Known as “Bridges,” a new law passed in 2017 extends the foster care emancipation age to 21, and provides housing and support to those who would otherwise be on their own at age 18.

Morrison started a Permanency Roundtable three years ago, so when children turn 15, they begin meeting twice a year to start talking about the future.

“To start talking about what’s their life going to be when they turn 18, what’s their life going to look like then. Do they have anybody in the community that they had a relationship with at at one time that was important to them,” Morrison said. “We try to connect the youth with those appropriate adults because that’s really what they need as they approach adulthood, is they need some kind of family, somebody who cares about them, not got paid to care about them.”

He said they used to have 50 to 60 kids a year emancipate out of the foster system, between January 2018 and now they have had 58 children emancipate, 43 of them have had higher education plans and 15 chose not to accept the help that was offered.

He said like with any teen some of these children just want to be free and on their own, or they sometimes want to return to the parents BCCS took them away from because they were being abused or were otherwise endangered.
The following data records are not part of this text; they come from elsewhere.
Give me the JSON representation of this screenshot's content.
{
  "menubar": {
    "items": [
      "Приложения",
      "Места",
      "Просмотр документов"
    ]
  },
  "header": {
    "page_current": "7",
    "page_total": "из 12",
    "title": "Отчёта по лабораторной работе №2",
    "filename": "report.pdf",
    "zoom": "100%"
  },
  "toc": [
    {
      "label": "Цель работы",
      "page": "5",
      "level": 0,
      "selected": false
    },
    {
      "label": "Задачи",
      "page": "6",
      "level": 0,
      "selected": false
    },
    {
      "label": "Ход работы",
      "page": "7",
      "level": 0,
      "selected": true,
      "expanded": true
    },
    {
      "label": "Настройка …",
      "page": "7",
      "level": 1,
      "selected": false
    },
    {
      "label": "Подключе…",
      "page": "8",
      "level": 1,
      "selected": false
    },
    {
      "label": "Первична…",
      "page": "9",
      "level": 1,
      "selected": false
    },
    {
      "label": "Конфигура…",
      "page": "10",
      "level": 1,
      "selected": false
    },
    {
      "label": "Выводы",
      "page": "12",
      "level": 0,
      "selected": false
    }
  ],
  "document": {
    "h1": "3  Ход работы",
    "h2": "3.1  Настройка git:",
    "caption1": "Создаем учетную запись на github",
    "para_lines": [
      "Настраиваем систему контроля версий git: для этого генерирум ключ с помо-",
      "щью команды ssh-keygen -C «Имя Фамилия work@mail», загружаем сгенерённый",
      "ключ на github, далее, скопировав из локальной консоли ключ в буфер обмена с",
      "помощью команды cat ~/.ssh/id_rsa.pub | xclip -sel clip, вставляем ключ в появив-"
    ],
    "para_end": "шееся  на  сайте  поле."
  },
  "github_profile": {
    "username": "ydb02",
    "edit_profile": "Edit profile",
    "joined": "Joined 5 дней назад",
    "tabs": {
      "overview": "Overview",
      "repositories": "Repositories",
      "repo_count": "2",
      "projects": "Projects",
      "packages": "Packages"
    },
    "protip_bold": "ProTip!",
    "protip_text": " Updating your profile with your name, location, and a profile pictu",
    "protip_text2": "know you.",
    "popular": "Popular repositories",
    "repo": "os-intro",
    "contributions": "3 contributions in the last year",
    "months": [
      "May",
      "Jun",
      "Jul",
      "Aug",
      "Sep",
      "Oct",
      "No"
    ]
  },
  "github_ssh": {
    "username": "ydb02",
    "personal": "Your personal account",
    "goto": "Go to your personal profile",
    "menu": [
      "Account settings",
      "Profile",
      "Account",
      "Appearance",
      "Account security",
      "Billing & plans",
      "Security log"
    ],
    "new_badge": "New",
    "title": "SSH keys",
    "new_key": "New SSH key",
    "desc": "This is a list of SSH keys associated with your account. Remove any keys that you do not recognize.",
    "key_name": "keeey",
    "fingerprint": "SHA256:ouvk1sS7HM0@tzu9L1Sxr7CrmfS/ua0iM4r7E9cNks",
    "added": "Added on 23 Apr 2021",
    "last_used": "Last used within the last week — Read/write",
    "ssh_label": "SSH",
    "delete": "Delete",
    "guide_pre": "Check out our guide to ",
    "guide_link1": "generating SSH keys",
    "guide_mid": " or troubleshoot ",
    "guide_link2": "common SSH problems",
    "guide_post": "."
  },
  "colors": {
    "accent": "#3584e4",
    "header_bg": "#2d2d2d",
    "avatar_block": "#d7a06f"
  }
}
For those teens he said they have left the door open and keep in periodic contact with them, in case they decide later they want help.

“Sometimes you’ve just got to wait until the horse is ready to drink the water,” he said.

Carpenter thanked Morrison for all of the innovations he has instituted but asked if perhaps he can start a new program of sorts, sending one of his people to the meal centers or other places where the homeless congregate, to see if there are any former foster teens who have fallen through the cracks.

“We’re working on a plan to do that,” Morrison told the Journal-News. “That makes sense to me, it’s just going to take us a few weeks to get it put together.”